In Chartwell Estate Agents v Fergies Properties SA & Anor [2014] EWHC 438 (QB), a Mayfair estate agents, Chartwell, was involved in a dispute over a £25m Knightsbridge property with a company incorporated in Panama (Fergies). Arguments developed over disclosure and, as a consequence, both parties missed the deadline for serving witness statements. The judge agreed to grant relief because the case would not otherwise be able to proceed, which he felt was too “severe” a consequence.

The Court of Appeal agreed ([2014] EWCA Civ 506). Lord Justice Davis said: “I would also wish to repeat the point emphasised in Mitchell [Mitchell v News Group [2013] EWCA Civ 1537] that appellate courts will not lightly interfere with a case management decision. 

“Robust and fair case management decisions by first instance judges are to be supported…The appellate courts will not interfere if a judge has correctly directed himself, has adopted the correct approach in principle and has taken all the circumstances into account. 

“It is also to be emphasised that the courts in considering applications under CPR 3.9 do not have and should not have as their sole objective a display of judicial musculature. The objective under CPR 3.9 is to achieve a just result, having regard not simply to the interests of the parties but also to the wider interests of justice.”

Nik Haria, partner, real estate, SGH Martineau, who represented Chartwell Estate Agents in the case, says: “The Court of Appeal in the main maintained the position under Mitchell.

“It put a subtle gloss on some aspects—but it wasn’t a wholesale review. In essence, the Court of Appeal held that matters relevant to CPR 3.9(1) (a) and (b) will usually trump other factors in a relief from sanctions application.
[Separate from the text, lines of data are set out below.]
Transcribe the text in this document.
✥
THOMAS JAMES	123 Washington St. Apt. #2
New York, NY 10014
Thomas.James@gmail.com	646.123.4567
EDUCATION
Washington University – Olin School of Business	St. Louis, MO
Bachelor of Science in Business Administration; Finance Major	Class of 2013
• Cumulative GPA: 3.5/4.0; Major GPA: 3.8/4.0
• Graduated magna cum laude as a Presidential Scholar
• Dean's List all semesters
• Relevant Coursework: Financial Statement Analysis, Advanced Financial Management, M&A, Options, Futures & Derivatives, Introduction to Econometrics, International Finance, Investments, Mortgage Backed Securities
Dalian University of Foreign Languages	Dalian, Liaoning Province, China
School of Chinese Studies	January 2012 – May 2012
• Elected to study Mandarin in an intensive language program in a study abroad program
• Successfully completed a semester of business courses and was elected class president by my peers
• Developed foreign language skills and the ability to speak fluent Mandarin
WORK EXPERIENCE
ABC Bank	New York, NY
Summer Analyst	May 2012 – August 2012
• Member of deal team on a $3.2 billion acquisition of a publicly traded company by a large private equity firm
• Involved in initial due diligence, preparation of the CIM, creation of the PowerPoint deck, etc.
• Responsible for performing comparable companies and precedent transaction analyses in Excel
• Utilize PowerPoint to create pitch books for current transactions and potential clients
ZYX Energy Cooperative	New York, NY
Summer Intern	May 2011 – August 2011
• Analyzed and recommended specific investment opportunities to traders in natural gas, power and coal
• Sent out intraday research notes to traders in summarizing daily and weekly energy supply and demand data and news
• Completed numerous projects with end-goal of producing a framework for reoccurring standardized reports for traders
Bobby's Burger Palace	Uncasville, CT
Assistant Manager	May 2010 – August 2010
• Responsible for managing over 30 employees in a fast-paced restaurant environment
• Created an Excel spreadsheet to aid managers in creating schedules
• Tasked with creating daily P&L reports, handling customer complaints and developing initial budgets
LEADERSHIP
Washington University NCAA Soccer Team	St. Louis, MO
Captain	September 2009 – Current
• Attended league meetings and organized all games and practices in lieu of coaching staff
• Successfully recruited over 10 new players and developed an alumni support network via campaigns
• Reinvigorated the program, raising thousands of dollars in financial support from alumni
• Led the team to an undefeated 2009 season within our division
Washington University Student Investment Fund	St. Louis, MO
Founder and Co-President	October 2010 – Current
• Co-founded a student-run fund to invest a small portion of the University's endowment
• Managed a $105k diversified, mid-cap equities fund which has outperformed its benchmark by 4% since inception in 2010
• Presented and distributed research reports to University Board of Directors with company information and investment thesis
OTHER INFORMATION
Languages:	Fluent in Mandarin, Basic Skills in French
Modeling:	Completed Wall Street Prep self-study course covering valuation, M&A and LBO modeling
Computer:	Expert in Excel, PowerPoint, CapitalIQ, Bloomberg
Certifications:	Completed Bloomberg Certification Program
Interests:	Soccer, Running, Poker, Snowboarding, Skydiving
However, depending on the circumstances, a court can go further and look at other considerations. 

“The decision gives more discretion to first instance judges because the Court made clear that robust first instance decisions on case management will be respected.”

Under CPR 3.9(1)(a) and (b), the court considers, in an application for relief from sanctions, the need for litigation to be conducted “efficiently and at proportionate cost”, and to enforce compliance with rules, practice directions and court orders.

Haria says: “On the facts of our case, CPR 3.9(1)(a) and (b) were outweighed by all the other circumstances, in particular that the trial date would not be lost, that there was no significant increase in costs, that refusal to give relief would have ended the claim because there would be no evidence to call at trial, and that the defendants themselves were also in default and needed relief from sanctions.”